Routines for the statistical analysis of indirectly measured haplotypes, developed by Schaid Daniel. The methods assume all subjects are unrelated and haplotypes are ambiguous due to unknown linkage phase. The main functions include haplo.em(), haplo.glm(), haplo.score(), and haplo.power().
A collection of robust statistical methods based on Wilcox' WRS functions. It implements robust t-tests, ANOVA, correlation, mediation, and nonparametric ANCOVA models. The collection was authored by Patrick Mair and is hosted on the paperswithcode platform.
A network estimation procedure for binary data, developed by Claudia van Borkulo and Sacha Epskamp. The method, named eLasso, fits Ising models using l1-regularized logistic regression and selects relevant variable relationships with the Extended Bayesian Information Criterion (EBIC). The resulting network represents variables as nodes and their relevant relationships as edges.
BrainGraph is a set of tools for performing graph theory analysis on brain MRI data. It works with outputs from Freesurfer, diffusion tensor tractography, and resting-state fMRI analyses. The package was authored by Christopher G. Watson and includes a graphical user interface for visualization and figure generation.
Latent Semantic Analysis (LSA) is a technique for uncovering the underlying semantic structure in text obscured by word usage. The dataset likely contains text documents processed into a conceptual index via a truncated singular value decomposition of a document-term matrix. It was authored by Fridolin Wild and is hosted on the paperswithcode platform.
pscl is a collection of datasets and statistical tools developed by Simon Jackman for writing and teaching. The data supports analysis of item-response theory models, roll call data, and zero-inflated count models. It is associated with the Political Science Computational Laboratory.
R wrappers around the C libraries cubature and Cuba provide adaptive multivariate integration over hypercubes.
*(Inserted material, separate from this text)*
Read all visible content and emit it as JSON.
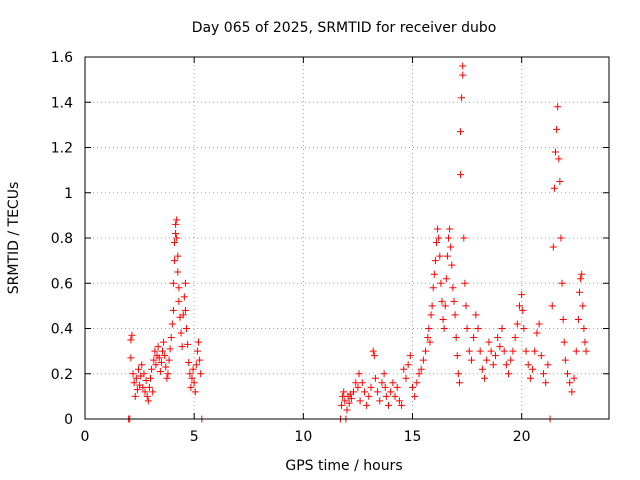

The package includes scalar and vector interfaces for deterministic and Monte Carlo integration methods. It was authored by Balasubramanian Narasimhan.
The lubridate package provides functions for parsing, extracting, and manipulating date-time and time-span data in R. Functions enable fast parsing of date-time data and algebraic operations on date-time objects. The package was authored by Vitalie Spinu.